Temu

 


“Orang-orang di sini kekurangan gairah dan cinta. Bisakah kehadiranku menjadi penyambung dari kekurangan itu? Meski mungkin singkat, aku tidak ingin kehadiranku yang singkat ini tidak mampu memberikan setitik bekas kebahagiaan.”

~

 

***

Bulan berganti, tahun berlalu. Waktu memang digdaya. Ketika sejenak mata terpejam dan kembali mengingat semua kenang, rasanya seperti mimpi. Ya, mungkin hidup ini memang sebuah mimpi. Sebuah mimpi yang kadang membawa kita tersenyum, kadang menghempaskan kita begitu saja. Banyak kejadian yang tiba-tiba datang tanpa disangka, banyak pertemuan-pertemuan, dan tidak jarang, kita juga dihadirkan oleh perpisahan.

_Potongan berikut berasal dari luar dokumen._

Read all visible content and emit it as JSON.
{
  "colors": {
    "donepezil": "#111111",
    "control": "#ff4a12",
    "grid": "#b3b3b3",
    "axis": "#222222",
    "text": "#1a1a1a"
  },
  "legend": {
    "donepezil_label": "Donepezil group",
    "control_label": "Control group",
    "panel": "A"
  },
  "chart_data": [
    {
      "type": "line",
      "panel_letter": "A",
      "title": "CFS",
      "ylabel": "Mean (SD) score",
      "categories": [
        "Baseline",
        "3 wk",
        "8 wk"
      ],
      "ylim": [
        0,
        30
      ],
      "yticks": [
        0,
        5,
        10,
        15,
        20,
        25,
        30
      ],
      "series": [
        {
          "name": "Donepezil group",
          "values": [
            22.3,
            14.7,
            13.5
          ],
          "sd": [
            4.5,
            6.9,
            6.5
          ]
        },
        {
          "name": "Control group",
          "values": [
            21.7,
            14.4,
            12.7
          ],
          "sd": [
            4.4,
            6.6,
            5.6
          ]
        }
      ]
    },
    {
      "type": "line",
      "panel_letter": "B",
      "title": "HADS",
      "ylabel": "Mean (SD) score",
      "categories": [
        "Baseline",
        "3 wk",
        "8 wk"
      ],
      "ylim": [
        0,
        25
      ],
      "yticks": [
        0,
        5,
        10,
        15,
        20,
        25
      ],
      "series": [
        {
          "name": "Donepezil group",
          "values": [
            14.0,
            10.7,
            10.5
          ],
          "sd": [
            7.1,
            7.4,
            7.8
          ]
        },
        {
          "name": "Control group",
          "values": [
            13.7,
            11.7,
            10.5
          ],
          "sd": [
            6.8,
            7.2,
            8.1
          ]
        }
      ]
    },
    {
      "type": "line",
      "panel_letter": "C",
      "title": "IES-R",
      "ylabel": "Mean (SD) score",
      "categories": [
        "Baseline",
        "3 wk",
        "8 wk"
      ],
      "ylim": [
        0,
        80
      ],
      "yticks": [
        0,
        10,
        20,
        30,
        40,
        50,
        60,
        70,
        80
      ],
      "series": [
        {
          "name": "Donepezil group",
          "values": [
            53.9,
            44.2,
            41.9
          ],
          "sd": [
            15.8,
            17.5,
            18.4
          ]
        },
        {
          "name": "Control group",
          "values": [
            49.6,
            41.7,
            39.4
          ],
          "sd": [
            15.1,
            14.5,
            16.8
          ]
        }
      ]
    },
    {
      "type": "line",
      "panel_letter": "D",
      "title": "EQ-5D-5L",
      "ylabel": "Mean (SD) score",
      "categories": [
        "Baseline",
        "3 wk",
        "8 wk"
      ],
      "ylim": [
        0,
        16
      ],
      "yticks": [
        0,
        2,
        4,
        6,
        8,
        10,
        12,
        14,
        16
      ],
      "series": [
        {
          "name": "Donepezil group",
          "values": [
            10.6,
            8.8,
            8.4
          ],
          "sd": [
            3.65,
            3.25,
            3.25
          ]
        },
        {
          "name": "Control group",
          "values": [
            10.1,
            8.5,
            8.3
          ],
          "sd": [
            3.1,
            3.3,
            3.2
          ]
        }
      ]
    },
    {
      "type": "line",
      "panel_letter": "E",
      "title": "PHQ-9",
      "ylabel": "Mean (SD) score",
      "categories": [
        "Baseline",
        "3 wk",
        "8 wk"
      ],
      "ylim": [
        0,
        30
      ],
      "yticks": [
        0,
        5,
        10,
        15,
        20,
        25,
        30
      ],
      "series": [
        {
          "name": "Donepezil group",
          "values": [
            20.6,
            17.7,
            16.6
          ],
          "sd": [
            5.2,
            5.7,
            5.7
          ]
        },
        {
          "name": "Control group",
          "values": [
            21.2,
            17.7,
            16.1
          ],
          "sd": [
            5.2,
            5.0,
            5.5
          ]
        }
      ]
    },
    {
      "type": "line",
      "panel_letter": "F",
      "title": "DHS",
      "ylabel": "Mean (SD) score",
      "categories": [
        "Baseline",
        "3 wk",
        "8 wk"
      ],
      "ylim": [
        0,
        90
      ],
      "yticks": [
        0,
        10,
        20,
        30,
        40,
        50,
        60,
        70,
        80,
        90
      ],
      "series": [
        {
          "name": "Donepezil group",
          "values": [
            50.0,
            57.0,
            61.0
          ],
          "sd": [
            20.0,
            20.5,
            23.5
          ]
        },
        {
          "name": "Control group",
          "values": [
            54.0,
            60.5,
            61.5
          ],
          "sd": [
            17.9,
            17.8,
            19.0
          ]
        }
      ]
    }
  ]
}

Ah, perpisahan. Mengapa rasanya begitu sesak ketika satu kata itu keluar dari kerongkongan? Apakah perpisahan semenyakitkan itu? Jemariku tiba-tiba berhenti mengetik. Hatiku bergejolak. Air mata memucuk, dan ototku seakan lumpuh. Aku membeku.

Kisah itu, sebuah pengalaman perpisahan memang pernah menjadi alasan terjatuhnya aku dalam hidup. Aku terkurung dalam kubang kedukaan, tidak kurang dari empat tahun. Ketika harapan baru tumbuh, seakan-akan semesta kembali berkonspirasi untuk memasukkanku dalam kubang duka, air mata, dan rindu. Akan tetapi, bukankah ia juga salah satu pelajaran terbaik yang mendidikku? Aku mendapatkan salah satu mutiara terbaik, bahwa sesungguhnya di dunia ini yang ada hanya La ilaaha illallah. Tiada sesuatupun di dunia ini yang ada, kecuali Dia. Aku mafhum. Mungkin Tuhan tidak ingin aku menyembah sesosok hamba melebihiNya.

Dan kini, ketika semua gundah dan resah sepenuhnya kutuang dalam cawan tawakal dan kepasrahan, tiba-tiba Ia mengangkatku tinggi, mengajakku menatap fajar pagi yang rekah. Matahari baru muncul begitu kuning, menghempas seluruh warna putih dan abu yang selama ini mengurungku. Musim dingin pergi, musim semi tiba. Kebekuan yang sebelumnya kuyakini tidak akan pergi, sebelum aku menjumpainya, tiba-tiba leleh. Warna-warni bunga menyambut kehadiranku. Dan tidak kalah, kupu-kupu menari, seperti sedang melakukan persembahan karavan, untuk menyambutku.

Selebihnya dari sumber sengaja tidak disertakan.